Вся моя повесть направлена против дворянства как передового класса

Тургенев в письме Случевскому

В старину в Голливуде любили ясное рабовладельческое кино. Про милый юг и хлопковые нивы. Про крутонравных, но добросклонных господ плантаторов, в строгости держащих негритянское мужичье, которое души в них не чает и шапку ломает буквально за версту. Про белые качельки, белые гольфики, белых лошадок и белые-белые зубы черной прислуги. Про старомодную церемонность и обхождение, простодушие и честность, попранные красным колесом городских варваров с севера. Их хамство, пьянство, блуд, амикошонство, спаленные усадебки и особый южный стоицизм побежденных, но не сломленных джентльменов. Таких фильмов до войны было море - от «Унесенных ветром» до серии сиропных комедий с пятилетней Ширли Темпл. Только массовая послевоенная смена отношения к цветным заставила индустрию отказаться от благодатного жанра.

Не всякую.

В минувший выходной на канале «Россия» Авдотья Смирнова представила восхитительно крепостническую экранизацию «Отцов и детей».

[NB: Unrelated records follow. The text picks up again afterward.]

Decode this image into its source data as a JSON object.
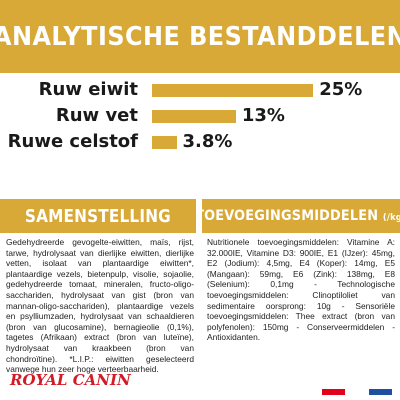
{
  "header": {
    "title": "ANALYTISCHE BESTANDDELEN"
  },
  "analysis": {
    "rows": [
      {
        "label": "Ruw eiwit",
        "value": "25%",
        "percent": 25
      },
      {
        "label": "Ruw vet",
        "value": "13%",
        "percent": 13
      },
      {
        "label": "Ruwe celstof",
        "value": "3.8%",
        "percent": 3.8
      }
    ]
  },
  "composition": {
    "title": "SAMENSTELLING",
    "text": "Gedehydreerde gevogelte-eiwitten, maïs, rijst, tarwe, hydrolysaat van dierlijke eiwitten, dierlijke vetten, isolaat van plantaardige eiwitten*, plantaardige vezels, bietenpulp, visolie, sojaolie, gedehydreerde tomaat, mineralen, fructo-oligo-sacchariden, hydrolysaat van gist (bron van mannan-oligo-sacchariden), plantaardige vezels en psylliumzaden, hydrolysaat van schaaldieren (bron van glucosamine), bernagieolie (0,1%), tagetes (Afrikaan) extract (bron van luteïne), hydrolysaat van kraakbeen (bron van chondroïtine). *L.I.P.: eiwitten geselecteerd vanwege hun zeer hoge verteerbaarheid."
  },
  "additives": {
    "title": "TOEVOEGINGSMIDDELEN",
    "unit": "(/kg)",
    "text": "Nutritionele toevoegingsmiddelen: Vitamine A: 32.000IE, Vitamine D3: 900IE, E1 (IJzer): 45mg, E2 (Jodium): 4,5mg, E4 (Koper): 14mg, E5 (Mangaan): 59mg, E6 (Zink): 138mg, E8 (Selenium): 0,1mg - Technologische toevoegingsmiddelen: Clinoptiloliet van sedimentaire oorsprong: 10g - Sensoriële toevoegingsmiddelen: Thee extract (bron van polyfenolen): 150mg - Conserveermiddelen - Antioxidanten."
  },
  "footer": {
    "brand": "ROYAL CANIN",
    "crown_icon": "crown-icon"
  },
  "colors": {
    "accent": "#d8a937",
    "brand_red": "#d21b27",
    "flag": [
      "#e2001a",
      "#ffffff",
      "#1f4fa3"
    ]
  }
}
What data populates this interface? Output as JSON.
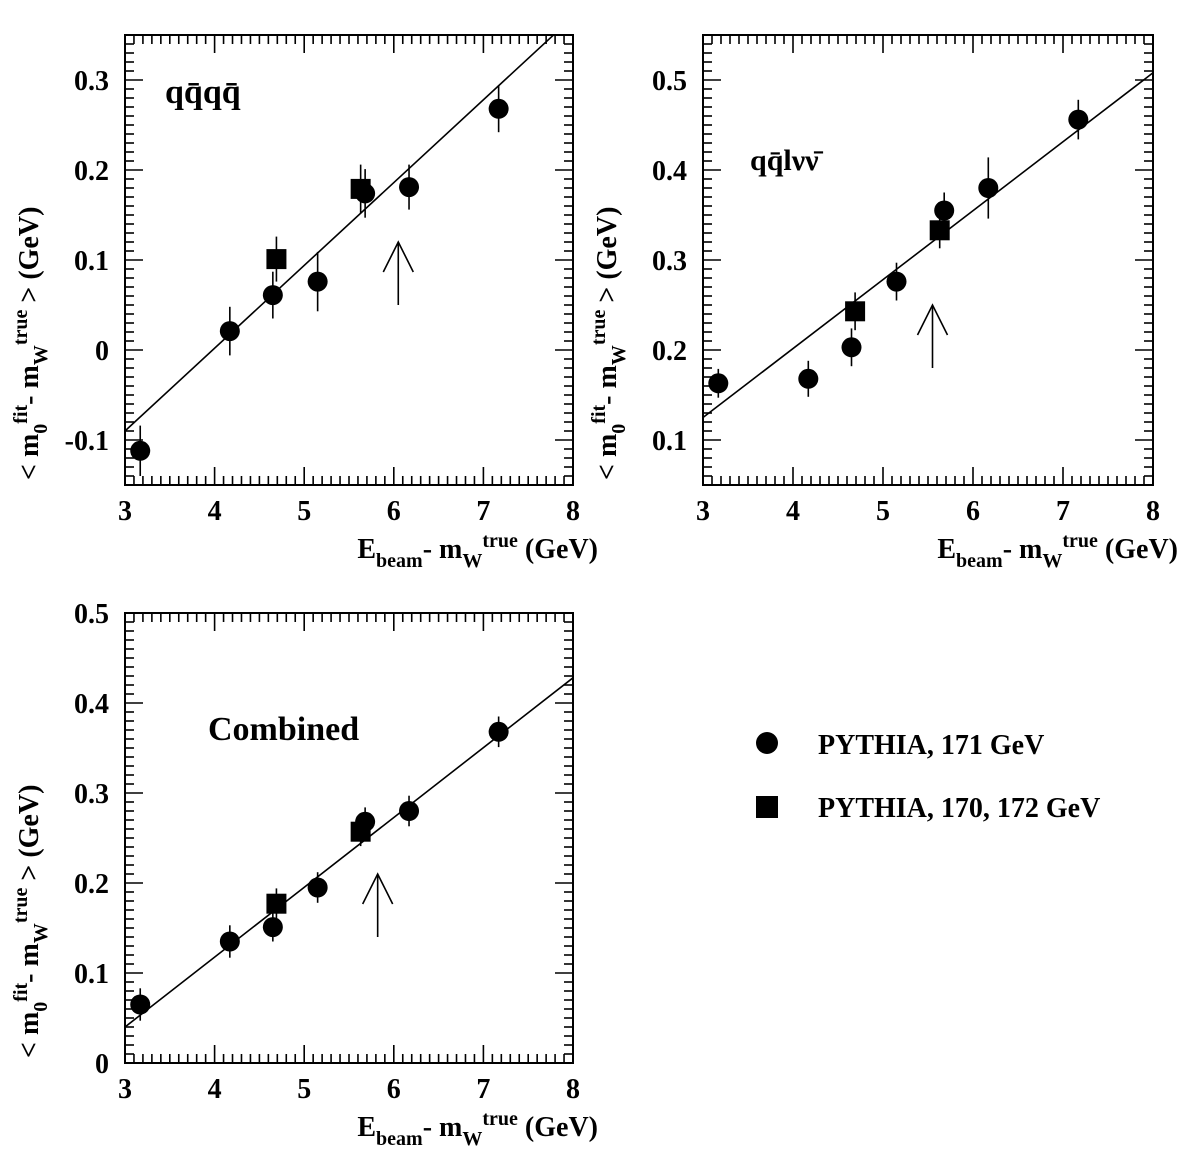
{
  "chart_data": [
    {
      "type": "scatter",
      "panel_label": {
        "main": "qq",
        "over": "q̄",
        "main2": "q",
        "over2": "q̄"
      },
      "xlim": [
        3,
        8
      ],
      "ylim": [
        -0.15,
        0.35
      ],
      "xticks": [
        "3",
        "4",
        "5",
        "6",
        "7",
        "8"
      ],
      "yticks": [
        {
          "v": -0.1,
          "t": "-0.1"
        },
        {
          "v": 0,
          "t": "0"
        },
        {
          "v": 0.1,
          "t": "0.1"
        },
        {
          "v": 0.2,
          "t": "0.2"
        },
        {
          "v": 0.3,
          "t": "0.3"
        }
      ],
      "fit_line": {
        "x": [
          3,
          8
        ],
        "y": [
          -0.09,
          0.37
        ]
      },
      "arrow": {
        "x": 6.05,
        "y_from": 0.05,
        "y_to": 0.12
      },
      "series": [
        {
          "name": "PYTHIA, 171 GeV",
          "marker": "circle",
          "points": [
            {
              "x": 3.17,
              "y": -0.112,
              "err": 0.028
            },
            {
              "x": 4.17,
              "y": 0.021,
              "err": 0.027
            },
            {
              "x": 4.65,
              "y": 0.061,
              "err": 0.026
            },
            {
              "x": 5.15,
              "y": 0.076,
              "err": 0.033
            },
            {
              "x": 5.68,
              "y": 0.174,
              "err": 0.027
            },
            {
              "x": 6.17,
              "y": 0.181,
              "err": 0.025
            },
            {
              "x": 7.17,
              "y": 0.268,
              "err": 0.026
            }
          ]
        },
        {
          "name": "PYTHIA, 170, 172 GeV",
          "marker": "square",
          "points": [
            {
              "x": 4.69,
              "y": 0.101,
              "err": 0.025
            },
            {
              "x": 5.63,
              "y": 0.179,
              "err": 0.027
            }
          ]
        }
      ]
    },
    {
      "type": "scatter",
      "panel_label": {
        "main": "qq",
        "over": "q̄",
        "main2": "lν",
        "over2": "ν̄"
      },
      "xlim": [
        3,
        8
      ],
      "ylim": [
        0.05,
        0.55
      ],
      "xticks": [
        "3",
        "4",
        "5",
        "6",
        "7",
        "8"
      ],
      "yticks": [
        {
          "v": 0.1,
          "t": "0.1"
        },
        {
          "v": 0.2,
          "t": "0.2"
        },
        {
          "v": 0.3,
          "t": "0.3"
        },
        {
          "v": 0.4,
          "t": "0.4"
        },
        {
          "v": 0.5,
          "t": "0.5"
        }
      ],
      "fit_line": {
        "x": [
          3,
          8
        ],
        "y": [
          0.125,
          0.508
        ]
      },
      "arrow": {
        "x": 5.55,
        "y_from": 0.18,
        "y_to": 0.25
      },
      "series": [
        {
          "name": "PYTHIA, 171 GeV",
          "marker": "circle",
          "points": [
            {
              "x": 3.17,
              "y": 0.163,
              "err": 0.016
            },
            {
              "x": 4.17,
              "y": 0.168,
              "err": 0.02
            },
            {
              "x": 4.65,
              "y": 0.203,
              "err": 0.021
            },
            {
              "x": 5.15,
              "y": 0.276,
              "err": 0.021
            },
            {
              "x": 5.68,
              "y": 0.355,
              "err": 0.02
            },
            {
              "x": 6.17,
              "y": 0.38,
              "err": 0.034
            },
            {
              "x": 7.17,
              "y": 0.456,
              "err": 0.022
            }
          ]
        },
        {
          "name": "PYTHIA, 170, 172 GeV",
          "marker": "square",
          "points": [
            {
              "x": 4.69,
              "y": 0.243,
              "err": 0.021
            },
            {
              "x": 5.63,
              "y": 0.333,
              "err": 0.02
            }
          ]
        }
      ]
    },
    {
      "type": "scatter",
      "panel_label": {
        "text": "Combined"
      },
      "xlim": [
        3,
        8
      ],
      "ylim": [
        0,
        0.5
      ],
      "xticks": [
        "3",
        "4",
        "5",
        "6",
        "7",
        "8"
      ],
      "yticks": [
        {
          "v": 0,
          "t": "0"
        },
        {
          "v": 0.1,
          "t": "0.1"
        },
        {
          "v": 0.2,
          "t": "0.2"
        },
        {
          "v": 0.3,
          "t": "0.3"
        },
        {
          "v": 0.4,
          "t": "0.4"
        },
        {
          "v": 0.5,
          "t": "0.5"
        }
      ],
      "fit_line": {
        "x": [
          3,
          8
        ],
        "y": [
          0.04,
          0.428
        ]
      },
      "arrow": {
        "x": 5.82,
        "y_from": 0.14,
        "y_to": 0.21
      },
      "series": [
        {
          "name": "PYTHIA, 171 GeV",
          "marker": "circle",
          "points": [
            {
              "x": 3.17,
              "y": 0.065,
              "err": 0.018
            },
            {
              "x": 4.17,
              "y": 0.135,
              "err": 0.018
            },
            {
              "x": 4.65,
              "y": 0.151,
              "err": 0.016
            },
            {
              "x": 5.15,
              "y": 0.195,
              "err": 0.017
            },
            {
              "x": 5.68,
              "y": 0.268,
              "err": 0.016
            },
            {
              "x": 6.17,
              "y": 0.28,
              "err": 0.017
            },
            {
              "x": 7.17,
              "y": 0.368,
              "err": 0.017
            }
          ]
        },
        {
          "name": "PYTHIA, 170, 172 GeV",
          "marker": "square",
          "points": [
            {
              "x": 4.69,
              "y": 0.177,
              "err": 0.017
            },
            {
              "x": 5.63,
              "y": 0.257,
              "err": 0.016
            }
          ]
        }
      ]
    }
  ],
  "axis": {
    "x": {
      "p1": "E",
      "s1": "beam",
      "p2": "- m",
      "s2": "W",
      "sup": "true",
      "p3": " (GeV)"
    },
    "y": {
      "p1": "< m",
      "s1": "0",
      "sup1": "fit",
      "p2": "- m",
      "s2": "W",
      "sup2": "true",
      "p3": " > (GeV)"
    }
  },
  "legend": [
    {
      "marker": "circle",
      "label": "PYTHIA, 171 GeV"
    },
    {
      "marker": "square",
      "label": "PYTHIA, 170, 172 GeV"
    }
  ]
}
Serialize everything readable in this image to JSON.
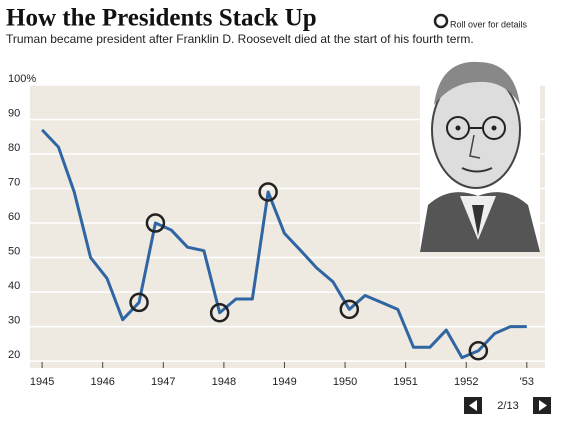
{
  "chart_data": {
    "type": "line",
    "title": "How the Presidents Stack Up",
    "subtitle": "Truman became president after Franklin D. Roosevelt died at the start of his fourth term.",
    "x": [
      1945.0,
      1945.27,
      1945.53,
      1945.8,
      1946.07,
      1946.33,
      1946.6,
      1946.87,
      1947.13,
      1947.4,
      1947.67,
      1947.93,
      1948.2,
      1948.47,
      1948.73,
      1949.0,
      1949.27,
      1949.53,
      1949.8,
      1950.07,
      1950.33,
      1950.6,
      1950.87,
      1951.13,
      1951.4,
      1951.67,
      1951.93,
      1952.2,
      1952.47,
      1952.73,
      1953.0
    ],
    "series": [
      {
        "color": "#2f65a3",
        "values": [
          87,
          82,
          69,
          50,
          44,
          32,
          37,
          60,
          58,
          53,
          52,
          34,
          38,
          38,
          69,
          57,
          52,
          47,
          43,
          35,
          39,
          37,
          35,
          24,
          24,
          29,
          21,
          23,
          28,
          30,
          30
        ]
      }
    ],
    "highlight_points": [
      6,
      7,
      11,
      14,
      19,
      27
    ],
    "xlim": [
      1944.8,
      1953.3
    ],
    "xticks": [
      1945,
      1946,
      1947,
      1948,
      1949,
      1950,
      1951,
      1952,
      {
        "value": 1953,
        "label": "'53"
      }
    ],
    "ylim": [
      18,
      100
    ],
    "yticks": [
      20,
      30,
      40,
      50,
      60,
      70,
      80,
      90,
      {
        "value": 100,
        "label": "100%"
      }
    ],
    "grid": true
  },
  "instruction": "Roll over for details",
  "pager": "2/13"
}
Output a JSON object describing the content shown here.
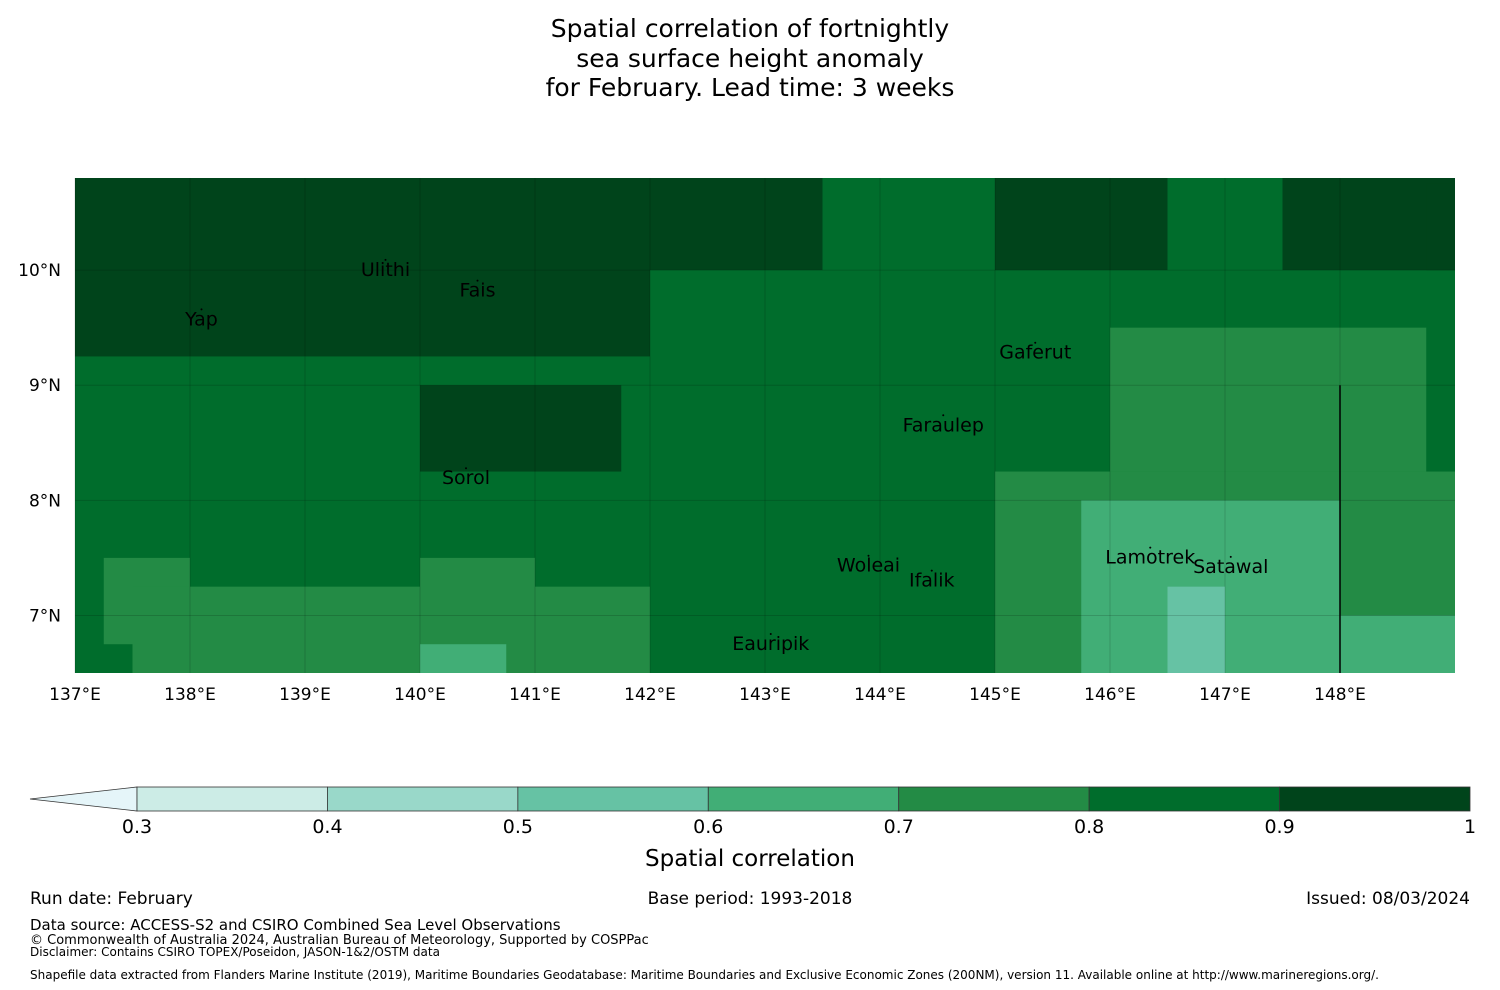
{
  "title_lines": [
    "Spatial correlation of fortnightly",
    "sea surface height anomaly",
    "for February. Lead time: 3 weeks"
  ],
  "chart_data": {
    "type": "heatmap",
    "lon_range": [
      137,
      149
    ],
    "lat_range": [
      6.5,
      10.8
    ],
    "cell_deg": 0.25,
    "x_ticks": [
      {
        "value": 137,
        "label": "137°E"
      },
      {
        "value": 138,
        "label": "138°E"
      },
      {
        "value": 139,
        "label": "139°E"
      },
      {
        "value": 140,
        "label": "140°E"
      },
      {
        "value": 141,
        "label": "141°E"
      },
      {
        "value": 142,
        "label": "142°E"
      },
      {
        "value": 143,
        "label": "143°E"
      },
      {
        "value": 144,
        "label": "144°E"
      },
      {
        "value": 145,
        "label": "145°E"
      },
      {
        "value": 146,
        "label": "146°E"
      },
      {
        "value": 147,
        "label": "147°E"
      },
      {
        "value": 148,
        "label": "148°E"
      }
    ],
    "y_ticks": [
      {
        "value": 10,
        "label": "10°N"
      },
      {
        "value": 9,
        "label": "9°N"
      },
      {
        "value": 8,
        "label": "8°N"
      },
      {
        "value": 7,
        "label": "7°N"
      }
    ],
    "levels": [
      0.3,
      0.4,
      0.5,
      0.6,
      0.7,
      0.8,
      0.9,
      1
    ],
    "level_labels": [
      "0.3",
      "0.4",
      "0.5",
      "0.6",
      "0.7",
      "0.8",
      "0.9",
      "1"
    ],
    "colors": [
      "#e5f5f9",
      "#ccece6",
      "#99d8c9",
      "#66c2a4",
      "#41ae76",
      "#238b45",
      "#006d2c",
      "#00441b"
    ],
    "colorbar_label": "Spatial correlation",
    "regions": [
      {
        "band": 0.95,
        "lon": [
          137,
          149
        ],
        "lat": [
          6.5,
          10.8
        ]
      },
      {
        "band": 0.85,
        "lon": [
          143.5,
          147.5
        ],
        "lat": [
          9.5,
          10.8
        ]
      },
      {
        "band": 0.85,
        "lon": [
          137,
          142
        ],
        "lat": [
          6.5,
          9.25
        ]
      },
      {
        "band": 0.85,
        "lon": [
          142,
          149
        ],
        "lat": [
          6.5,
          10.0
        ]
      },
      {
        "band": 0.95,
        "lon": [
          145.0,
          146.5
        ],
        "lat": [
          10.0,
          10.8
        ]
      },
      {
        "band": 0.95,
        "lon": [
          148.75,
          149
        ],
        "lat": [
          10.0,
          10.75
        ]
      },
      {
        "band": 0.95,
        "lon": [
          140,
          141.75
        ],
        "lat": [
          8.25,
          9.0
        ]
      },
      {
        "band": 0.75,
        "lon": [
          137.25,
          138.0
        ],
        "lat": [
          6.75,
          7.5
        ]
      },
      {
        "band": 0.75,
        "lon": [
          137.5,
          142
        ],
        "lat": [
          6.5,
          7.25
        ]
      },
      {
        "band": 0.75,
        "lon": [
          140,
          141.0
        ],
        "lat": [
          6.5,
          7.5
        ]
      },
      {
        "band": 0.65,
        "lon": [
          140.0,
          140.75
        ],
        "lat": [
          6.5,
          6.75
        ]
      },
      {
        "band": 0.75,
        "lon": [
          145.0,
          149
        ],
        "lat": [
          6.5,
          8.25
        ]
      },
      {
        "band": 0.75,
        "lon": [
          146.0,
          148.75
        ],
        "lat": [
          8.25,
          9.5
        ]
      },
      {
        "band": 0.65,
        "lon": [
          145.75,
          148.0
        ],
        "lat": [
          6.5,
          8.0
        ]
      },
      {
        "band": 0.65,
        "lon": [
          148.0,
          149
        ],
        "lat": [
          6.5,
          7.0
        ]
      },
      {
        "band": 0.55,
        "lon": [
          146.5,
          147.0
        ],
        "lat": [
          6.5,
          7.25
        ]
      }
    ],
    "places": [
      {
        "name": "Ulithi",
        "lon": 139.7,
        "lat": 9.95
      },
      {
        "name": "Fais",
        "lon": 140.5,
        "lat": 9.77
      },
      {
        "name": "Yap",
        "lon": 138.1,
        "lat": 9.52
      },
      {
        "name": "Gaferut",
        "lon": 145.35,
        "lat": 9.23
      },
      {
        "name": "Faraulep",
        "lon": 144.55,
        "lat": 8.6
      },
      {
        "name": "Sorol",
        "lon": 140.4,
        "lat": 8.14
      },
      {
        "name": "Woleai",
        "lon": 143.9,
        "lat": 7.38
      },
      {
        "name": "Ifalik",
        "lon": 144.45,
        "lat": 7.25
      },
      {
        "name": "Lamotrek",
        "lon": 146.35,
        "lat": 7.45
      },
      {
        "name": "Satawal",
        "lon": 147.05,
        "lat": 7.37
      },
      {
        "name": "Eauripik",
        "lon": 143.05,
        "lat": 6.7
      }
    ]
  },
  "footer": {
    "run_date": "Run date: February",
    "base_period": "Base period: 1993-2018",
    "issued": "Issued: 08/03/2024",
    "data_source": "Data source: ACCESS-S2 and CSIRO Combined Sea Level Observations",
    "copyright": "© Commonwealth of Australia 2024, Australian Bureau of Meteorology, Supported by COSPPac",
    "disclaimer": "Disclaimer: Contains CSIRO TOPEX/Poseidon, JASON-1&2/OSTM data",
    "shapefile": "Shapefile data extracted from Flanders Marine Institute (2019), Maritime Boundaries Geodatabase: Maritime Boundaries and Exclusive Economic Zones (200NM), version 11. Available online at http://www.marineregions.org/."
  }
}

Про черный жребий ласкового юга. Про эдемские лужайки и нехорошего гостя, от которого - чур.

Принято считать, что потомственный барин Тургенев имел намерение распушить демократов-народников, но не совладал с собственным даром высокой непредвзятости. Это, разумеется, чушь. Как и многим людям гренадерского сложенья (в нем было 192 см), Ивану Сергеевичу была свойственна гулливерская снисходительность к людской мельтешне вообще и составляющим ее частностям: дворянству, пейзанству, народничеству, женщинам, кучерам и чиновникам по особым поручениям. С обычной усмешкой он развешал антагонистам по серьгам, но историческую правоту оставил за Базаровым, посвятив роман памяти Виссариона Григорьевича Белинского (именно так, полным именем). Да и похоронить себя завещал в одной с Белинским ограде - что вызвало большой скандал ввиду запрета погребения дворян на одном участке с простолюдинами, едва не привело к перезахоронению праха Белинского и отменно характеризовало ту пасторальную Русь, что так люба адептам старины глубокой.

Тут- то режиссер Смирнова и дала бой ложной объективности, поправив оскоромившегося в исторической перспективе автора. Онтологический, болезненный, пещерный антибольшевизм компаньонок «Школы злословия» давно смущал честную публику, подобая в столь противоречивой и разноукладной стране, как Россия, скорее американцу, существу постороннему, а потому и поверхностному. Однако такой коррекции авторской воли от видной книжницы ожидать было трудно.